From the general solution discussed in ref. 30, we obtain at steady state:

$${f}_{i}=\frac{\nu ^{\prime} }{\lambda }{(\frac{\lambda }{\delta ^{\prime} })}^{i}\frac{1}{i} \sim \frac{{\theta }^{i}}{i}$$
(6)

where \(\theta =\frac{\lambda }{\delta ^{\prime} }=\frac{\lambda }{\delta +\mu }\). If, following30, we assume a balance between birth and death rates λ = δ then \(\theta =\frac{\lambda }{\lambda +\mu }\) and Eq. (6) becomes:

$${f}_{i}=\frac{\nu +\mu N}{\lambda }{(\frac{\lambda }{\lambda +\mu })}^{i}\frac{1}{i}$$
(7)

The deviation of θ from 1 allows to estimate the magnitude of μ with respect to λ. In the limit of θ → 1 (μ → 0) the usual power-like behaviour of the standard DBI model is recovered. Since we know \(\nu \ll \mu \), we shall assume ν = 0 and the solution of the model eq. (7) becomes a function only of θ.
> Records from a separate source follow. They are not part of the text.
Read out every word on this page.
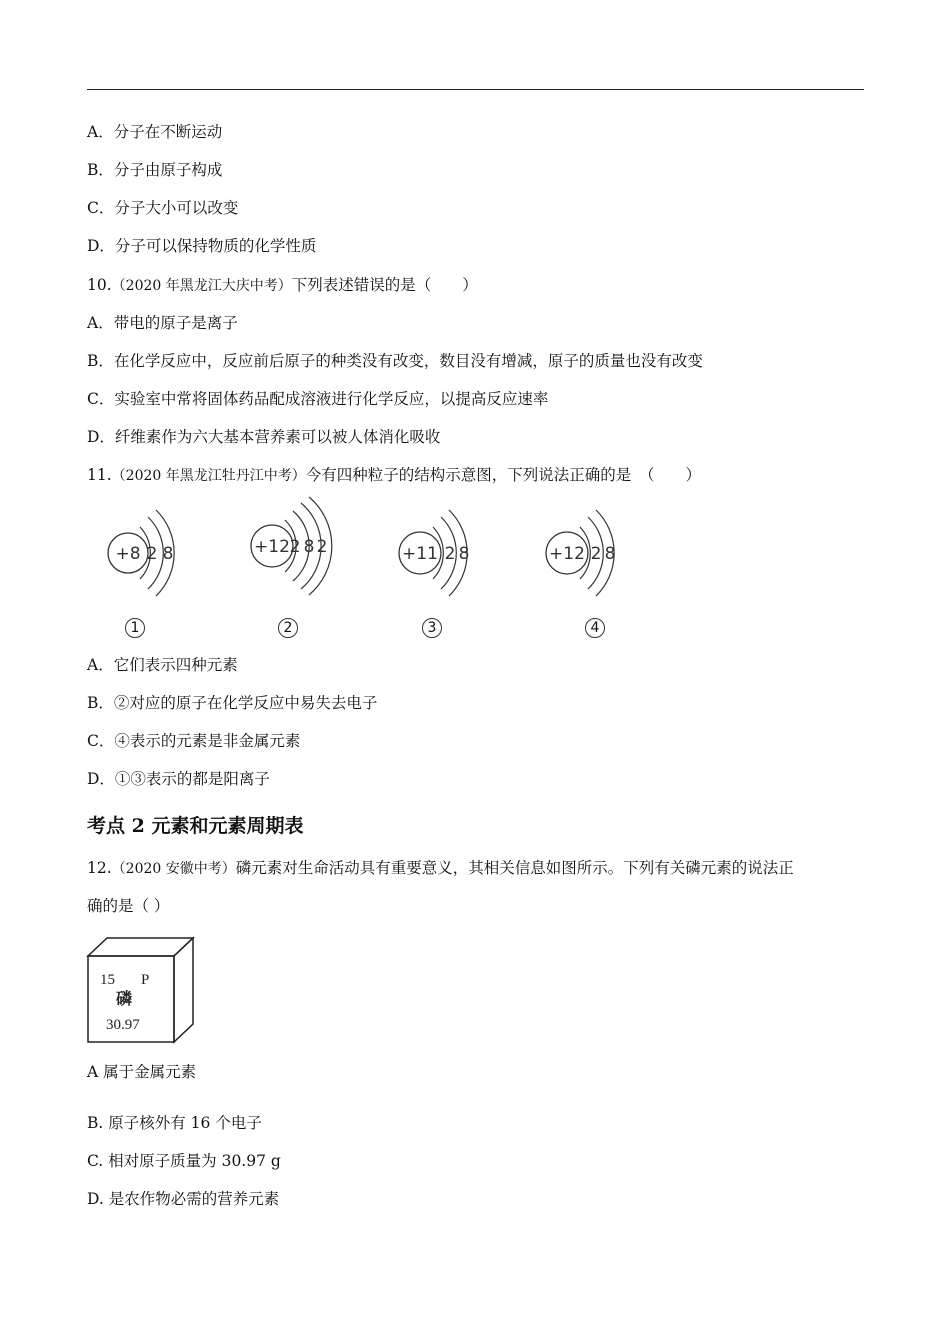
A．分子在不断运动
B．分子由原子构成
C．分子大小可以改变
D．分子可以保持物质的化学性质
10.（2020 年黑龙江大庆中考）下列表述错误的是（　　）
A．带电的原子是离子
B．在化学反应中，反应前后原子的种类没有改变，数目没有增减，原子的质量也没有改变
C．实验室中常将固体药品配成溶液进行化学反应，以提高反应速率
D．纤维素作为六大基本营养素可以被人体消化吸收
11.（2020 年黑龙江牡丹江中考）今有四种粒子的结构示意图，下列说法正确的是　（　　）
+8 2 8	+12 2 8 2	+11 2 8	+12 2 8
1	2	3	4
A．它们表示四种元素
B．②对应的原子在化学反应中易失去电子
C．④表示的元素是非金属元素
D．①③表示的都是阳离子
考点 2 元素和元素周期表
12.（2020 安徽中考）磷元素对生命活动具有重要意义，其相关信息如图所示。下列有关磷元素的说法正
确的是（ ）
15 P
磷
30.97
A 属于金属元素
B. 原子核外有 16 个电子
C. 相对原子质量为 30.97 g
D. 是农作物必需的营养元素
$${f}_{i}=N\frac{\mu }{\lambda }{(\frac{\lambda }{\lambda +\mu })}^{i}\frac{1}{i}=N(1-\theta )\frac{{\theta }^{i-1}}{i}$$

Maximum Likelihood estimation of θ

To perform a MLE of the parameter θ, we must first move from the distribution of the number of families to a probability distribution. This is simply achieved by normalizing the f i . \({p}_{i}={C}_{M}\frac{{\theta }^{i}}{i}\). The normalization constant C M assumes a very simple form in the large M limit:

$${C}_{M}={[\sum _{i=1}^{M}\frac{{\theta }^{i}}{i}]}^{-1}\mathop{=}\limits^{M\to \infty }{[-\mathrm{ln}\mathrm{(1}-\theta )]}^{-1},$$

leading to the probability distribution:

$${p}_{i}=\frac{1}{-ln\mathrm{(1}-\theta )}\frac{{\theta }^{i}}{i}$$
(8)

We show in the Supplementary Material that for our range of values of M and θ the error induced by this approximation is negligible.

The probability distribution in Eq. 8 is simple enough to allow an analytic determination of the MLE for θ (see the Supplementary Material for the detailed calculation), which turns out to be:

$${\theta }_{MLE}=1-{e}^{\frac{1}{\overline{k}}+{W}_{-1}(-\frac{1}{\overline{k}}{e}^{-\frac{1}{\overline{k}}})}$$
(9)

where \(\overline{k}\) is the mean size over the sample and W is the Lambert Function.

Goodness-of-fit test

We compared the empirical data with our model, defined by θ MLE , following the strategy proposed in ref. 48. More precisely we used the Kolmogorov-Smirnov (KS) statistic as a measure of the distance between the distribution of the empirical data and our model. In order to obtain an unbiased estimate for the p-value, we created a set of one thousand synthetic data samples with the same size of the empirical one, drawn from a distribution with the same θ MLE value. For each synthetic sample, we computed the KS statistic relative to the best-fit law for that set and constructed the distribution of KS values. The p-values reported in the paper represent the fraction of the synthetic distances larger than the empirical one.

Gene Ontology

We performed a gene ontology analysis on the genes belonging to the union of the three larger motif families using the over-representation test of the PANTHER facility49 and selecting only the Biological Process ontology. We chose as a background for the test the entire data sample (906 TFs) to eliminate annotations simply associated to generic regulatory functions of TFs. p-values were evaluated using the Bonferroni correction.